Every account inside the prepare-ahead window lands in exactly one of four buckets. The names are simple on purpose.

  • No offer. The renewal is still outside the window, or the account has already been offered or skipped this cycle, or the tier is one you route to a human. Do nothing. Most accounts, most days, are no-offer.
  • Upgrade offer. The usage signal is near the plan ceiling — seats nearly full, hours nearly used up. The rules pick the next plan and a discount inside the cap. The pitch frames the upgrade as the better-value option, not a price hike.
  • Loyalty offer. Steady usage, a loyal account, no upgrade needed. The rules pick a modest renewal discount inside the cap to thank them and keep them. The most common shape for healthy small accounts.
  • Right-size offer. The usage signal is shrinking — the customer is using less than they pay for and is a churn risk. The rules pick a smaller plan that fits their real usage, keeping the relationship instead of losing it to a cancel button. Counterintuitive, but a smaller paying customer beats a churned one.

Where the model comes in (and where it doesn’t)

By the time Step 5 runs, the plan and the discount are fixed numbers from the rules. The drafter passes them to Bedrock with the account context and the matching voice template, and asks for one thing: an email in your voice that presents this exact offer. The prompt is explicit — “Use only the plan and discount given. Do not invent prices, percentages, or terms. Write warmly, in the supplied voice, two short paragraphs.” Most accounts use Claude Haiku 4.5; a flagged-tricky account (a long history of back-and-forth, a sensitive note in the row) uses Claude Sonnet 4.6 for the heavier reasoning.
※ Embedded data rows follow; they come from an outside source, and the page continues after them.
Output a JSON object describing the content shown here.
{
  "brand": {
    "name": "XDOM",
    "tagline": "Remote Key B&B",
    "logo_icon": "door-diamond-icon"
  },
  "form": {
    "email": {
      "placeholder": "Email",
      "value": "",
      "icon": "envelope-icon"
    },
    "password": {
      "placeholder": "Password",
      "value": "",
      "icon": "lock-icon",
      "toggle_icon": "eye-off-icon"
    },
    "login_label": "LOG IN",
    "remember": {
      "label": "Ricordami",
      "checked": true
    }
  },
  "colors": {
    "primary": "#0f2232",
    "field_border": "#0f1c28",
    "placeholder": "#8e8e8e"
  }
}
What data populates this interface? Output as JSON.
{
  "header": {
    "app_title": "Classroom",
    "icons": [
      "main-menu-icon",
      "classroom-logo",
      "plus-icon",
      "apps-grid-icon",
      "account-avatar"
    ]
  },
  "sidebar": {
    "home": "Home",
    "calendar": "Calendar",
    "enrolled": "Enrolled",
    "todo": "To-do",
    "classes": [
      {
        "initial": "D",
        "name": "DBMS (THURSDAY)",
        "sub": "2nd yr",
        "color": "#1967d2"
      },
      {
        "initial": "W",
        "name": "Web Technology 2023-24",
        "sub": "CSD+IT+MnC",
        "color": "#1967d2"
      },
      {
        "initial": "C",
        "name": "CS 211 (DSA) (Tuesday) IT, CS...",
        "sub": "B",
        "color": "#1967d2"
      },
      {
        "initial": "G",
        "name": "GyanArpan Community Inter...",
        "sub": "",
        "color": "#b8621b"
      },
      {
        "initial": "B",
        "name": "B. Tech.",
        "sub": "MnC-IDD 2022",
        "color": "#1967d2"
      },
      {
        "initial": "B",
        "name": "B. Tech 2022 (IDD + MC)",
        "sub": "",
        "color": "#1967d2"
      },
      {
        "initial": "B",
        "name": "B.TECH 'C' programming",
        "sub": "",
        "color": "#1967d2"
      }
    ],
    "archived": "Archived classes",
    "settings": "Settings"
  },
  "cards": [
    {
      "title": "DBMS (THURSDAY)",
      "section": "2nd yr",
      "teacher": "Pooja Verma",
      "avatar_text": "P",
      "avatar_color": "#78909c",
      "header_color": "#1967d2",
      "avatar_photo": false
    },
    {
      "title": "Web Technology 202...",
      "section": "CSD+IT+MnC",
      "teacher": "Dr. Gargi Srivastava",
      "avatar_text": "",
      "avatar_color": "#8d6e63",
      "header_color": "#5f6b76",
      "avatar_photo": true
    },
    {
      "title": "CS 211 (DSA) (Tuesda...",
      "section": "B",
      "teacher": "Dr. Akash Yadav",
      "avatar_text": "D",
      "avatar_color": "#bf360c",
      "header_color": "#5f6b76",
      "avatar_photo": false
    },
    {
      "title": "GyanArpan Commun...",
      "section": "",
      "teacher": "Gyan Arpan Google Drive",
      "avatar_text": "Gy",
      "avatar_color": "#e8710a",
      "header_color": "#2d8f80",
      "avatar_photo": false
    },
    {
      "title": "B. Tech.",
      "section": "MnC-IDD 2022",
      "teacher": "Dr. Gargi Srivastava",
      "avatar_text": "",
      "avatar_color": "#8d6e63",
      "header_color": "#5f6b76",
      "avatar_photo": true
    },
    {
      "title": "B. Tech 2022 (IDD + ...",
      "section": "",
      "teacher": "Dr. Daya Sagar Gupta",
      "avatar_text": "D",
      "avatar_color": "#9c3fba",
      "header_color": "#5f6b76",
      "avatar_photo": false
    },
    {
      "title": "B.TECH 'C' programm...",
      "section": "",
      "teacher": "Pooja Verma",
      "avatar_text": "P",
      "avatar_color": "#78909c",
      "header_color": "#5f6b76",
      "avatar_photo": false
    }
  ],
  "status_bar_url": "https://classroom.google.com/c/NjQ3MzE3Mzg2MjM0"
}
The model returns the draft text only.

After the draft comes back, the drafter does one last deterministic thing: it re-reads the discount it asked for and confirms it’s still inside the cap and above the floor. If a number somehow drifted, the draft is rejected and the account is flagged for a human rather than queued. The check is cheap and it’s the backstop that makes “the model never sets the price” true in practice, not just in intent.

Why split the numbers from the words

The drafter could ask the model to pick the discount too. It doesn’t, for the same reason a good sales manager sets discount authority in advance: pricing is a commercial decision with margin consequences, and you want it to be the same every time for the same situation. A model deciding the discount introduces variance you can’t reason about and a customer could later dispute. Letting plain Python own the numbers and the model own the prose gives you both — consistent pricing and a warm, tailored email — with a clean line between the two.